Dann steht plötzlich Sammys Schwester Julia vor der Tür (ebenfalls toll: Swala Emati). Zehn Jahre lang war sie von der Bildfläche verschwunden, nun kehrt sie, die Flammenwerferin, zurück, und sofort beginnt das Eis zu schmelzen, das sich über die Gefühle aller gelegt hatte. Vicky hasst Julia vom ersten Moment an, ihre Tante fürchtet sie. Beide sehen Dinge, für die sie von anderen für verrückt gehalten werden.


Doch Vicky kann noch mehr: Mit dem Gerüchen, die sie mixt, nimmt sie die Erinnerungen der anderen auf. Sie wird in jene Jahre versetzt, als ihre Eltern jung waren, als Joanne und Julia im örtlichen Turnverein für die große Weihnachtsgala trainierten und die Liebe entdeckten. Doch die übliche Neugier eines Kindes, das wissen will, ob es auch existieren würde, wenn sich die Eltern nicht ineinander verliebt hätten, eröffnet hier einen Abgrund. Vicky mit Superkräften, aber emotional völlig überfordert, gerät ins Taumeln. "Die Teufelslesbe muss weg", schreibt sie sich auf die Fahnen, während sie in ihrem Hexenkessel gekochte Krähe, Kränkung und Kinderpipi verrührt.

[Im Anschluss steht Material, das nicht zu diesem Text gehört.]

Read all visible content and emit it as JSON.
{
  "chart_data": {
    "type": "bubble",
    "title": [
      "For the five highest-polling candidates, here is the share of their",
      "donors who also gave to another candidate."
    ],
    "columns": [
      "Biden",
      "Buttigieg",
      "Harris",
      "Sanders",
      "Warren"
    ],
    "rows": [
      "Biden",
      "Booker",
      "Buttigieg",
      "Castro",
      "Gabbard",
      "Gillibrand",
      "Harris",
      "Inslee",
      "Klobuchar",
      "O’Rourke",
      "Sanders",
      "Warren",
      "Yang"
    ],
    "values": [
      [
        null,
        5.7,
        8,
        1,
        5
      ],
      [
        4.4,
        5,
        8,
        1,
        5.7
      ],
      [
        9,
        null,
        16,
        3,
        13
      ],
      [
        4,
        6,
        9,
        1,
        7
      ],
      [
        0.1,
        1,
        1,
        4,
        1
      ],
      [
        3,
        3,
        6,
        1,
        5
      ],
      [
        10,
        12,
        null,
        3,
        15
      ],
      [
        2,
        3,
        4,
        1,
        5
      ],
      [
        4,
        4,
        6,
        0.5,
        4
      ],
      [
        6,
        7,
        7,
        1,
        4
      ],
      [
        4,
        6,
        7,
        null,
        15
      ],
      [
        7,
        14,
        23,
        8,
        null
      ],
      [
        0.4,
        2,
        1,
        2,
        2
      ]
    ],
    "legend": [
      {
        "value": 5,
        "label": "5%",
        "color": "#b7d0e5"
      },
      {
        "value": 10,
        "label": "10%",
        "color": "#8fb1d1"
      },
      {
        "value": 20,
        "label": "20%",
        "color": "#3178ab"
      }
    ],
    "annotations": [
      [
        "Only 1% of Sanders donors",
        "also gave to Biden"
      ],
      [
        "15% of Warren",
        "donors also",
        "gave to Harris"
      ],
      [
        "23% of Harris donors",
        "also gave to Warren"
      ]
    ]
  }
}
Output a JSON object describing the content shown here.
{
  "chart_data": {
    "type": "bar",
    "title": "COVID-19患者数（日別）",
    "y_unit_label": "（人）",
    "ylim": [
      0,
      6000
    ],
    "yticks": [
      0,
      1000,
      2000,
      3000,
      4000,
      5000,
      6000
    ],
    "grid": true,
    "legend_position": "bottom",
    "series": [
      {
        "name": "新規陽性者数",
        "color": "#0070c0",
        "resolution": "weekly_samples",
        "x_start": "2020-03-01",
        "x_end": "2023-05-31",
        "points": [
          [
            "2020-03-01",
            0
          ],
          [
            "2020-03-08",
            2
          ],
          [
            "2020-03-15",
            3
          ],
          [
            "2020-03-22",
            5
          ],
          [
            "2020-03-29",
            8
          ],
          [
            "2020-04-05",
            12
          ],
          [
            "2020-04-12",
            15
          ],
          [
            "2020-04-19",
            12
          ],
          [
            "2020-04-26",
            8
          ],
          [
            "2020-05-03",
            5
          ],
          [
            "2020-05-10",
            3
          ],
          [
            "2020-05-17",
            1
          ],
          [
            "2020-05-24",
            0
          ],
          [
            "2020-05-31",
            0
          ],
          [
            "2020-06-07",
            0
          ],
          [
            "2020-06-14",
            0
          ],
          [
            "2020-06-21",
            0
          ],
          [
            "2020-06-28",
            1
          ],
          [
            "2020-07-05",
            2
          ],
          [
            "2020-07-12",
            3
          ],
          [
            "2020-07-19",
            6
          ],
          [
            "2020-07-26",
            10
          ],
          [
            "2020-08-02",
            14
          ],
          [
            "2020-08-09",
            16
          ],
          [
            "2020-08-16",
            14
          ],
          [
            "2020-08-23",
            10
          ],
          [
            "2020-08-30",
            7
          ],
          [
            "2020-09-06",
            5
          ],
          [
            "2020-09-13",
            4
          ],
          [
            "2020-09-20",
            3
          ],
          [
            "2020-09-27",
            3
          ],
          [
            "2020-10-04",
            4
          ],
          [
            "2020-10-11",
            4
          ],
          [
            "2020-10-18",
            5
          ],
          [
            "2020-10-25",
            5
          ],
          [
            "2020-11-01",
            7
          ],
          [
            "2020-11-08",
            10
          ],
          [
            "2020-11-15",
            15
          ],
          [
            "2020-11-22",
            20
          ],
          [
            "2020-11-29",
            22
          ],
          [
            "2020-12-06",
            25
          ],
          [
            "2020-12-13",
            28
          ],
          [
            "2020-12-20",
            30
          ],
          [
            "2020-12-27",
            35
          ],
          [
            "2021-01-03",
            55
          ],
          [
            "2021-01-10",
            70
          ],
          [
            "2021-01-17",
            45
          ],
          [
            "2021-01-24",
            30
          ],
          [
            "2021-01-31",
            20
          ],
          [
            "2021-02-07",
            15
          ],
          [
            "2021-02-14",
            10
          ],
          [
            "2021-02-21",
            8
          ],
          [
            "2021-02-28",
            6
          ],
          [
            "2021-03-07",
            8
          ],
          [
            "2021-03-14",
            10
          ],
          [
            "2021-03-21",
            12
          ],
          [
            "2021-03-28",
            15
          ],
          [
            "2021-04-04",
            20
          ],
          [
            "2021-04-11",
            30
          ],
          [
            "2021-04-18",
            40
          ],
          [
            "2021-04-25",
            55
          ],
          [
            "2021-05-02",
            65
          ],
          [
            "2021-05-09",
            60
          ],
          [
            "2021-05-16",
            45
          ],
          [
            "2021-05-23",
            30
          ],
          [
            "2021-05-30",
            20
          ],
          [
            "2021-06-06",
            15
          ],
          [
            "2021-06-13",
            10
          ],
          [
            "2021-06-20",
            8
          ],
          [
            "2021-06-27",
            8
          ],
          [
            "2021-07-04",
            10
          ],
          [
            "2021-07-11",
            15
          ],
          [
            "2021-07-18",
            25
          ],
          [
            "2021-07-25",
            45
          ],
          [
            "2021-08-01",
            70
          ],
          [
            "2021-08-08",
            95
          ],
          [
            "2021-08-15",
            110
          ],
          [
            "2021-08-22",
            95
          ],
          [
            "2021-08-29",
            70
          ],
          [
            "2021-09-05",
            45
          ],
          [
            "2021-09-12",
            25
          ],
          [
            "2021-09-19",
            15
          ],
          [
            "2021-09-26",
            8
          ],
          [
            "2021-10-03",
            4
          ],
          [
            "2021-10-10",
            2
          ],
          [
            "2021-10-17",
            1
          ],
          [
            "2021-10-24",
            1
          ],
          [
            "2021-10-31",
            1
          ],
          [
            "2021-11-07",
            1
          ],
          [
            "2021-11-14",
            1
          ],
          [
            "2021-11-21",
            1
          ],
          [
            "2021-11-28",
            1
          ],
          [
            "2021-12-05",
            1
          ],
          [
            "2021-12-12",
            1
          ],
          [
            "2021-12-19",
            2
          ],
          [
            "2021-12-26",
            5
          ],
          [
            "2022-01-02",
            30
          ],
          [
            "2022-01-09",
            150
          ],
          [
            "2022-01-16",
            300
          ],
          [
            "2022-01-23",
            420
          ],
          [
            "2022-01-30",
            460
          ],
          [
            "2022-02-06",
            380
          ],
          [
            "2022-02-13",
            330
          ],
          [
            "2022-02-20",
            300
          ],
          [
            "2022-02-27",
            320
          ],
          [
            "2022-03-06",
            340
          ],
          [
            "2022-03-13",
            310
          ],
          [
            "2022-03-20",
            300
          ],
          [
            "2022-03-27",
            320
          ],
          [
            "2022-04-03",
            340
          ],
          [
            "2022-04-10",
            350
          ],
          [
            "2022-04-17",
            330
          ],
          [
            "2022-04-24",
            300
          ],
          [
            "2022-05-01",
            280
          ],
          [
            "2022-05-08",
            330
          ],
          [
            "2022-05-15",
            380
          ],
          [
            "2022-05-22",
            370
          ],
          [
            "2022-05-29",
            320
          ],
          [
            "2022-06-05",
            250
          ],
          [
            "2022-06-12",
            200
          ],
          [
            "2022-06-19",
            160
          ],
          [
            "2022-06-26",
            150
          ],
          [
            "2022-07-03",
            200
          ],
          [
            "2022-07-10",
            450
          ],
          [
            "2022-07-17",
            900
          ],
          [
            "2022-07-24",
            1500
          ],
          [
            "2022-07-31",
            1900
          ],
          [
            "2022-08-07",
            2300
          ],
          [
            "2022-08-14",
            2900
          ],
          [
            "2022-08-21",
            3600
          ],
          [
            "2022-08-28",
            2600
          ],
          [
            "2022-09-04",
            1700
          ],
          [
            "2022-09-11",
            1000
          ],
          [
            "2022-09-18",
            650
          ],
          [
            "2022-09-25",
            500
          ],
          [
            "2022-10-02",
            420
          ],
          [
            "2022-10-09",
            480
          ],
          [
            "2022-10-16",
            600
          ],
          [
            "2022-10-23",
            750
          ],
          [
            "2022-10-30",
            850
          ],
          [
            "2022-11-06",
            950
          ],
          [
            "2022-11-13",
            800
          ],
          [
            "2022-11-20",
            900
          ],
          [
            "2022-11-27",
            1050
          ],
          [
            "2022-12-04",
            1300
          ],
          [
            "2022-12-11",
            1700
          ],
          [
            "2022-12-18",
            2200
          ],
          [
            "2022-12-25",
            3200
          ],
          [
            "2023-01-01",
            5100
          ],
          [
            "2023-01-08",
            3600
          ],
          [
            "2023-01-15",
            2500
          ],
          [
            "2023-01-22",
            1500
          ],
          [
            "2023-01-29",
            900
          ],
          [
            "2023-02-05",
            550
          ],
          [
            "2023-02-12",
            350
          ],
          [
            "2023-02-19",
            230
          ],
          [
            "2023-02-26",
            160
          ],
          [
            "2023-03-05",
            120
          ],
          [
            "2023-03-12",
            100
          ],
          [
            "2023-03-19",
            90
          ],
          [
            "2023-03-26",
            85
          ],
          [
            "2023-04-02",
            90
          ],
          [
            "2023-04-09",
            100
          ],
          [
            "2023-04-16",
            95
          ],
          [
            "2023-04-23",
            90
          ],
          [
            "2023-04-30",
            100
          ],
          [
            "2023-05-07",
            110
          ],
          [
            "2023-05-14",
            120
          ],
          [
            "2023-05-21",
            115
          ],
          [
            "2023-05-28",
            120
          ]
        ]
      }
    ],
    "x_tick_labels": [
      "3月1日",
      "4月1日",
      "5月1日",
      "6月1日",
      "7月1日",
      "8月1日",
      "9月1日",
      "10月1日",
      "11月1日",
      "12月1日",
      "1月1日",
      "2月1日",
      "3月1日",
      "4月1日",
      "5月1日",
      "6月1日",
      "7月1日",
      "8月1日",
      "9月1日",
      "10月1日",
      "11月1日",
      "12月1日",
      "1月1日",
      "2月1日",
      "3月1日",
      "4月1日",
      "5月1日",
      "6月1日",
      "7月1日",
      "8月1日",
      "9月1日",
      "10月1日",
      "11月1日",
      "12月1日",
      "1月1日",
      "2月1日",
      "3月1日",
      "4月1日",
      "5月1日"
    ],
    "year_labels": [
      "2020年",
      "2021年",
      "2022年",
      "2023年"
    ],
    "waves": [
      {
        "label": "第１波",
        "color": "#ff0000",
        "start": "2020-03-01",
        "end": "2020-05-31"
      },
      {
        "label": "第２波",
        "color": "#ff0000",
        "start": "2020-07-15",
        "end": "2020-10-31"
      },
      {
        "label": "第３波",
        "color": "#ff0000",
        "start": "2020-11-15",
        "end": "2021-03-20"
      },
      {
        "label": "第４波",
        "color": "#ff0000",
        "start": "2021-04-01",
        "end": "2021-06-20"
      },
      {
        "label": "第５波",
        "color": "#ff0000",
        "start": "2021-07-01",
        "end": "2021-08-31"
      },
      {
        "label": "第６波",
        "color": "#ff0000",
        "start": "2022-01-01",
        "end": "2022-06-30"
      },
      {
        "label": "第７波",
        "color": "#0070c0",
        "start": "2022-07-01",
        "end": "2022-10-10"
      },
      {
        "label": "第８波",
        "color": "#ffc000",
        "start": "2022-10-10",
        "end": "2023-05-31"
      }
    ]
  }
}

Auch Léa Mysius braut mit ihrem zweiten Film eine feurige Hexensuppe zusammen, aus Bosheit und Wahn, Begehren, Zauber und Liebesrausch. Dabei greift sie zu allem, was die Mystery an Genre-Elementen hergibt: Time-Loop, Teenager-Drama und Teufelskräfte. Nicht alles bleibt subtil, manches gerät konventionell, auch wenn der Film visuell sehr sorgfältig gestaltet ist. Doch in manchen Passagen entwickelt der Filme eine magische Kraft, die an David Lynch heranreicht, nur eben feuriger.

Die schönste Szene spielt an einem Abend in einer Karaoke-Bar. Julia und Joanne erklimmen schon ziemlich betrunken die Bühne und singen Bonnie Tylers Achtzigerjahre-Kracher "Total Eclipse of the Heart" als grandioses Liebesduett. Sammy bleibt wie stets der unterkühlte Zuschauer, und Vicky verfolgt das Geschehen durch eine Kinderbrille, die wie ein Prisma das Bild ihrer Mutter in unendlich viele Facetten aufspaltet. Eines davon zeigt sie so glücklich, dass es selbst das eifersüchtige Kind berührt.

Thekla Dannenberg

The Five Devils - Frankreich 2022 - OT: Les cinq diables - Regie: Léa Mysius - Darsteller: Sally Dramé, Adèle Exarchopoulos, Swala Emati, Moustapha Mbengue, Patrick Bouchitey - Laufzeit: 103 Minuten.